Missing a court deadline is every litigator's nightmare. However, the stakes were rather higher than usual for Sullivan & Cromwell when it missed a court appeal date in a death penalty case.

Lawyers from the firm agreed to represent Alabama death row inmate Cory R. Maples on a pro bono basis. Maples - who has been on death row for over a decade - was appealing his sentence. As Alabama is the only US state that does not provide legal representation to all its impoverished death row inmates, he was no doubt grateful for Sullivan & Cromwell's assistance.

However any such gratitude will have evaporated when urgent papers sent by the court to the firm's New York office were returned unopened with "Return to Sender - Left Firm" stamped on the front - missing a vital deadline for Maple's appeal. Other papers were sent back marked "Return to Sender - Attempted not known" (sic), the New York Times reports .

It transpires that the associates dealing with the case had both left the firm, and the firm had not arranged for the papers to be passed on to anyone else. Unfortunately, the documents contained a 42 day deadline to appeal its decision against Maples and by the time firm was alerted to the mistake - by Maple's mother - this had expired.


 
  All return  to sender stamps confiscated from Sullivan & Cromwell's mailroom

The firm has since been trying to persuade the court that Maples should not be executed because of its mistakes.

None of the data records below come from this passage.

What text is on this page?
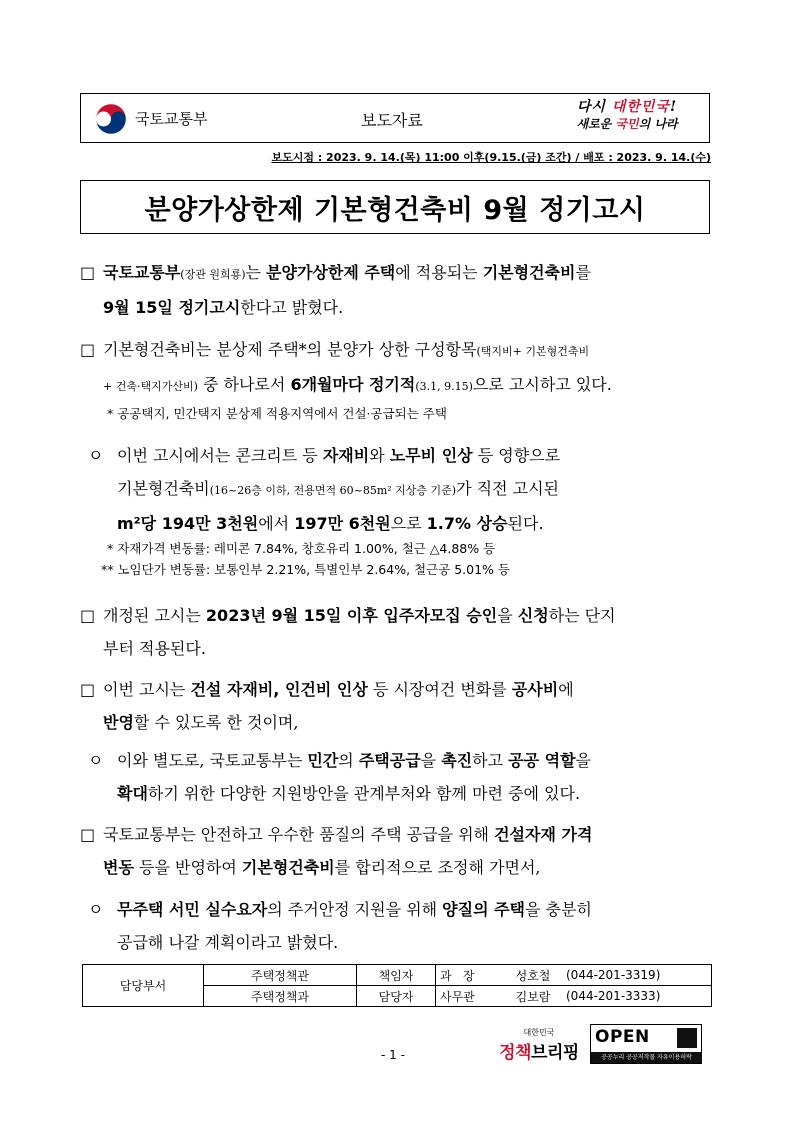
국토교통부	보도자료
다시 대한민국!
새로운 국민의 나라
보도시점 : 2023. 9. 14.(목) 11:00 이후(9.15.(금) 조간) / 배포 : 2023. 9. 14.(수)
분양가상한제 기본형건축비 9월 정기고시
□ 국토교통부(장관 원희룡)는 분양가상한제 주택에 적용되는 기본형건축비를
9월 15일 정기고시한다고 밝혔다.
□ 기본형건축비는 분상제 주택*의 분양가 상한 구성항목(택지비+ 기본형건축비
+ 건축·택지가산비) 중 하나로서 6개월마다 정기적(3.1, 9.15)으로 고시하고 있다.
* 공공택지, 민간택지 분상제 적용지역에서 건설·공급되는 주택
ㅇ 이번 고시에서는 콘크리트 등 자재비와 노무비 인상 등 영향으로
기본형건축비(16~26층 이하, 전용면적 60~85m² 지상층 기준)가 직전 고시된
m²당 194만 3천원에서 197만 6천원으로 1.7% 상승된다.
* 자재가격 변동률: 레미콘 7.84%, 창호유리 1.00%, 철근 △4.88% 등
** 노임단가 변동률: 보통인부 2.21%, 특별인부 2.64%, 철근공 5.01% 등
□ 개정된 고시는 2023년 9월 15일 이후 입주자모집 승인을 신청하는 단지
부터 적용된다.
□ 이번 고시는 건설 자재비, 인건비 인상 등 시장여건 변화를 공사비에
반영할 수 있도록 한 것이며,
ㅇ 이와 별도로, 국토교통부는 민간의 주택공급을 촉진하고 공공 역할을
확대하기 위한 다양한 지원방안을 관계부처와 함께 마련 중에 있다.
□ 국토교통부는 안전하고 우수한 품질의 주택 공급을 위해 건설자재 가격
변동 등을 반영하여 기본형건축비를 합리적으로 조정해 가면서,
ㅇ 무주택 서민 실수요자의 주거안정 지원을 위해 양질의 주택을 충분히
공급해 나갈 계획이라고 밝혔다.
담당부서	주택정책관	책임자	과   장	성호철	(044-201-3319)
	주택정책과	담당자	사무관	김보람	(044-201-3333)
- 1 -
대한민국
정책브리핑
OPEN
공공누리 공공저작물 자유이용허락
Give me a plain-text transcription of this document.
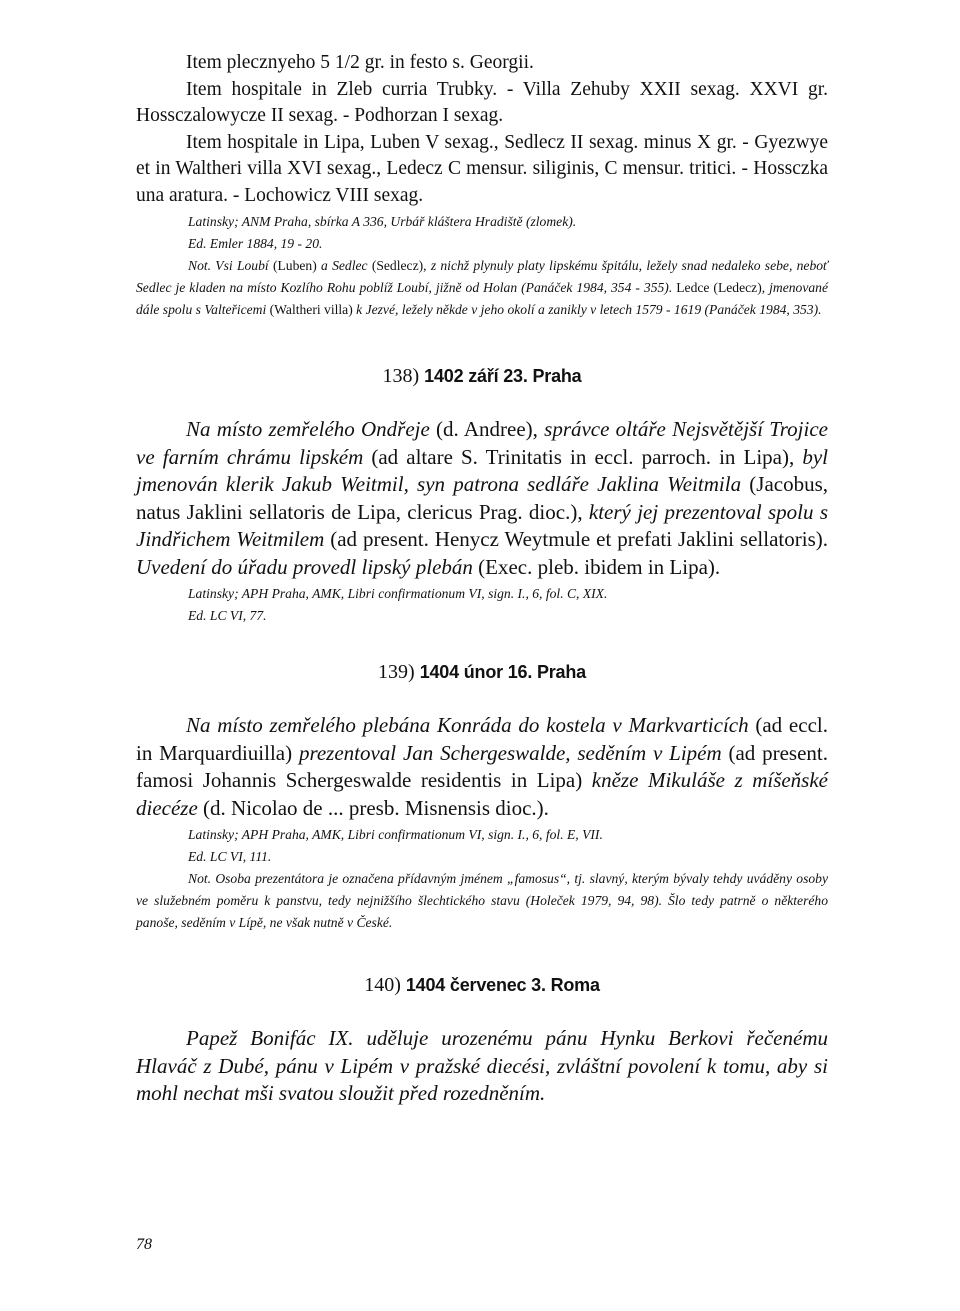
Item plecznyeho 5 1/2 gr. in festo s. Georgii.

Item hospitale in Zleb curria Trubky. - Villa Zehuby XXII sexag. XXVI gr. Hossczalowycze II sexag. - Podhorzan I sexag.

Item hospitale in Lipa, Luben V sexag., Sedlecz II sexag. minus X gr. - Gyezwye et in Waltheri villa XVI sexag., Ledecz C mensur. siliginis, C mensur. tritici. - Hossczka una aratura. - Lochowicz VIII sexag.

Latinsky; ANM Praha, sbírka A 336, Urbář kláštera Hradiště (zlomek).

Ed. Emler 1884, 19 - 20.

Not. Vsi Loubí (Luben) a Sedlec (Sedlecz), z nichž plynuly platy lipskému špitálu, ležely snad nedaleko sebe, neboť Sedlec je kladen na místo Kozlího Rohu poblíž Loubí, jižně od Holan (Panáček 1984, 354 - 355). Ledce (Ledecz), jmenované dále spolu s Valteřicemi (Waltheri villa) k Jezvé, ležely někde v jeho okolí a zanikly v letech 1579 - 1619 (Panáček 1984, 353).

138) 1402 září 23. Praha
Na místo zemřelého Ondřeje (d. Andree), správce oltáře Nejsvětější Trojice ve farním chrámu lipském (ad altare S. Trinitatis in eccl. parroch. in Lipa), byl jmenován klerik Jakub Weitmil, syn patrona sedláře Jaklina Weitmila (Jacobus, natus Jaklini sellatoris de Lipa, clericus Prag. dioc.), který jej prezentoval spolu s Jindřichem Weitmilem (ad present. Henycz Weytmule et prefati Jaklini sellatoris). Uvedení do úřadu provedl lipský plebán (Exec. pleb. ibidem in Lipa).

Latinsky; APH Praha, AMK, Libri confirmationum VI, sign. I., 6, fol. C, XIX.

Ed. LC VI, 77.

139) 1404 únor 16. Praha
Na místo zemřelého plebána Konráda do kostela v Markvarticích (ad eccl. in Marquardiuilla) prezentoval Jan Schergeswalde, seděním v Lipém (ad present. famosi Johannis Schergeswalde residentis in Lipa) kněze Mikuláše z míšeňské diecéze (d. Nicolao de ... presb. Misnensis dioc.).

Latinsky; APH Praha, AMK, Libri confirmationum VI, sign. I., 6, fol. E, VII.

Ed. LC VI, 111.

Not. Osoba prezentátora je označena přídavným jménem „famosus“, tj. slavný, kterým bývaly tehdy uváděny osoby ve služebném poměru k panstvu, tedy nejnižšího šlechtického stavu (Holeček 1979, 94, 98). Šlo tedy patrně o některého panoše, seděním v Lípě, ne však nutně v České.

140) 1404 červenec 3. Roma

Papež Bonifác IX. uděluje urozenému pánu Hynku Berkovi řečenému Hlaváč z Dubé, pánu v Lipém v pražské diecési, zvláštní povolení k tomu, aby si mohl nechat mši svatou sloužit před rozedněním.

78
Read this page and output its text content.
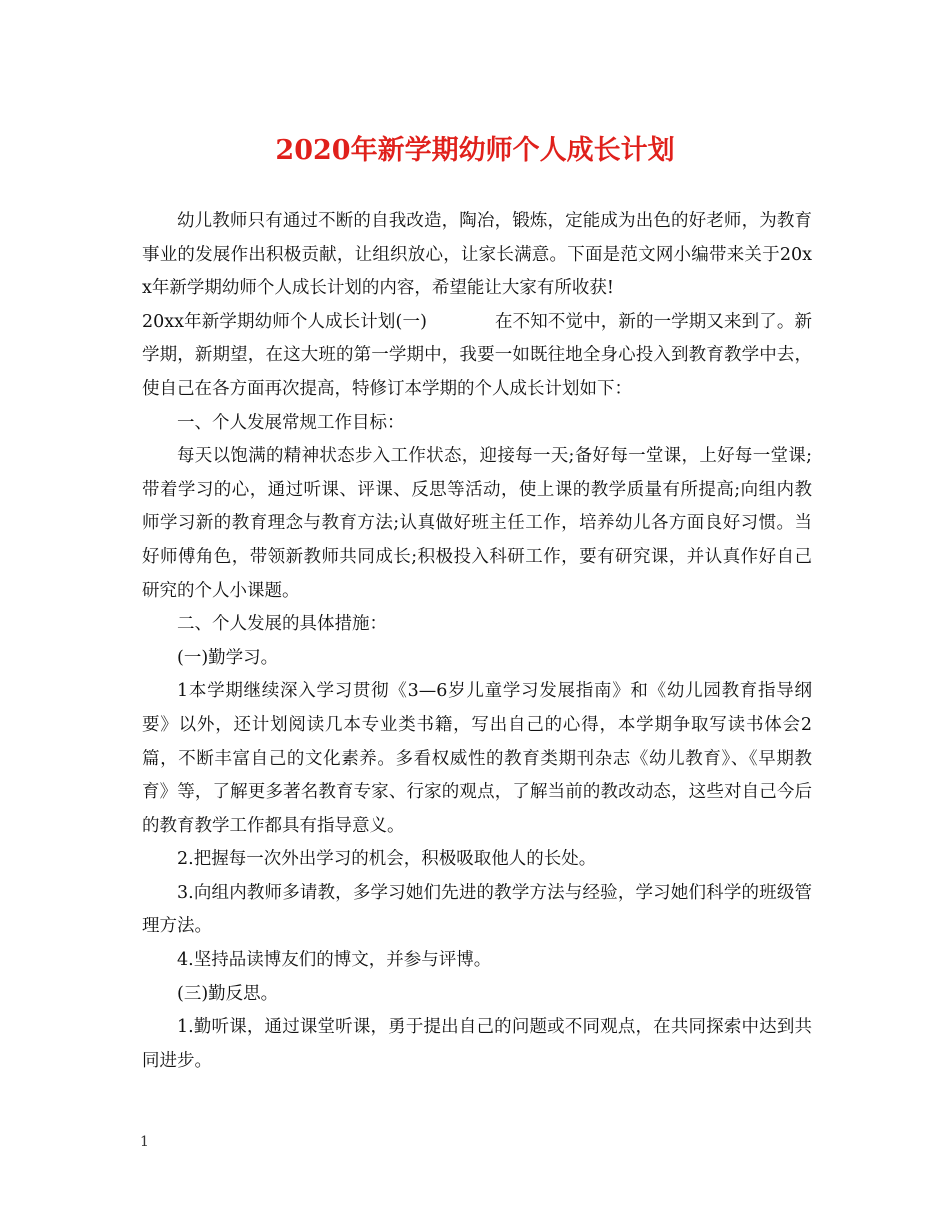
2020年新学期幼师个人成长计划

幼儿教师只有通过不断的自我改造，陶冶，锻炼，定能成为出色的好老师，为教育事业的发展作出积极贡献，让组织放心，让家长满意。下面是范文网小编带来关于20xx年新学期幼师个人成长计划的内容，希望能让大家有所收获!

20xx年新学期幼师个人成长计划(一)	在不知不觉中，新的一学期又来到了。新学期，新期望，在这大班的第一学期中，我要一如既往地全身心投入到教育教学中去，使自己在各方面再次提高，特修订本学期的个人成长计划如下：

一、个人发展常规工作目标：

每天以饱满的精神状态步入工作状态，迎接每一天;备好每一堂课，上好每一堂课;带着学习的心，通过听课、评课、反思等活动，使上课的教学质量有所提高;向组内教师学习新的教育理念与教育方法;认真做好班主任工作，培养幼儿各方面良好习惯。当好师傅角色，带领新教师共同成长;积极投入科研工作，要有研究课，并认真作好自己研究的个人小课题。

二、个人发展的具体措施：

(一)勤学习。

1本学期继续深入学习贯彻《3—6岁儿童学习发展指南》和《幼儿园教育指导纲要》以外，还计划阅读几本专业类书籍，写出自己的心得，本学期争取写读书体会2篇，不断丰富自己的文化素养。多看权威性的教育类期刊杂志《幼儿教育》、《早期教育》等，了解更多著名教育专家、行家的观点，了解当前的教改动态，这些对自己今后的教育教学工作都具有指导意义。

2.把握每一次外出学习的机会，积极吸取他人的长处。

3.向组内教师多请教，多学习她们先进的教学方法与经验，学习她们科学的班级管理方法。

4.坚持品读博友们的博文，并参与评博。

(三)勤反思。

1.勤听课，通过课堂听课，勇于提出自己的问题或不同观点，在共同探索中达到共同进步。

1
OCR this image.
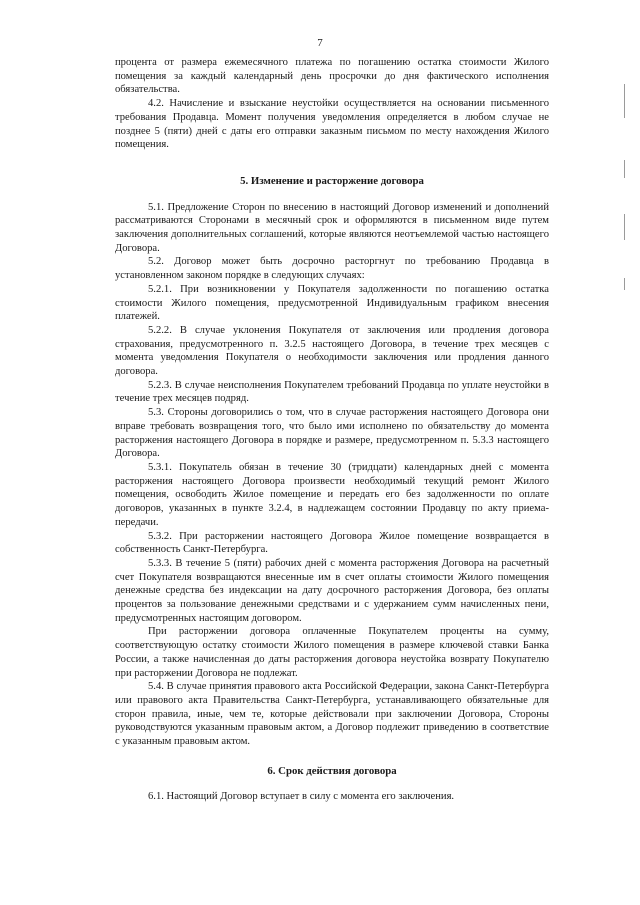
7

процента от размера ежемесячного платежа по погашению остатка стоимости Жилого помещения за каждый календарный день просрочки до дня фактического исполнения обязательства.

4.2. Начисление и взыскание неустойки осуществляется на основании письменного требования Продавца. Момент получения уведомления определяется в любом случае не позднее 5 (пяти) дней с даты его отправки заказным письмом по месту нахождения Жилого помещения.

5. Изменение и расторжение договора

5.1. Предложение Сторон по внесению в настоящий Договор изменений и дополнений рассматриваются Сторонами в месячный срок и оформляются в письменном виде путем заключения дополнительных соглашений, которые являются неотъемлемой частью настоящего Договора.

5.2. Договор может быть досрочно расторгнут по требованию Продавца в установленном законом порядке в следующих случаях:

5.2.1. При возникновении у Покупателя задолженности по погашению остатка стоимости Жилого помещения, предусмотренной Индивидуальным графиком внесения платежей.

5.2.2. В случае уклонения Покупателя от заключения или продления договора страхования, предусмотренного п. 3.2.5 настоящего Договора, в течение трех месяцев с момента уведомления Покупателя о необходимости заключения или продления данного договора.

5.2.3. В случае неисполнения Покупателем требований Продавца по уплате неустойки в течение трех месяцев подряд.

5.3. Стороны договорились о том, что в случае расторжения настоящего Договора они вправе требовать возвращения того, что было ими исполнено по обязательству до момента расторжения настоящего Договора в порядке и размере, предусмотренном п. 5.3.3 настоящего Договора.

5.3.1. Покупатель обязан в течение 30 (тридцати) календарных дней с момента расторжения настоящего Договора произвести необходимый текущий ремонт Жилого помещения, освободить Жилое помещение и передать его без задолженности по оплате договоров, указанных в пункте 3.2.4, в надлежащем состоянии Продавцу по акту приема-передачи.

5.3.2. При расторжении настоящего Договора Жилое помещение возвращается в собственность Санкт-Петербурга.

5.3.3. В течение 5 (пяти) рабочих дней с момента расторжения Договора на расчетный счет Покупателя возвращаются внесенные им в счет оплаты стоимости Жилого помещения денежные средства без индексации на дату досрочного расторжения Договора, без оплаты процентов за пользование денежными средствами и с удержанием сумм начисленных пени, предусмотренных настоящим договором.

При расторжении договора оплаченные Покупателем проценты на сумму, соответствующую остатку стоимости Жилого помещения в размере ключевой ставки Банка России, а также начисленная до даты расторжения договора неустойка возврату Покупателю при расторжении Договора не подлежат.

5.4. В случае принятия правового акта Российской Федерации, закона Санкт-Петербурга или правового акта Правительства Санкт-Петербурга, устанавливающего обязательные для сторон правила, иные, чем те, которые действовали при заключении Договора, Стороны руководствуются указанным правовым актом, а Договор подлежит приведению в соответствие с указанным правовым актом.

6. Срок действия договора

6.1. Настоящий Договор вступает в силу с момента его заключения.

So far without any luck.

In something of a last ditch effort, S&C has enlisted the services of a former US Solicitor General Gregory G. Garre to file a Supreme Court petition on Maples' behalf.  And there may be hope in the form of a precedent cited in the petition, where sending a letter - which was returned unopened - was founded to be insufficient notice where "...the subject matter of the letter concerns such an important and irreversible prospect as the loss of a house."

Let's hope the judge in Alabama sees the loss of a life as more important than the loss of a house.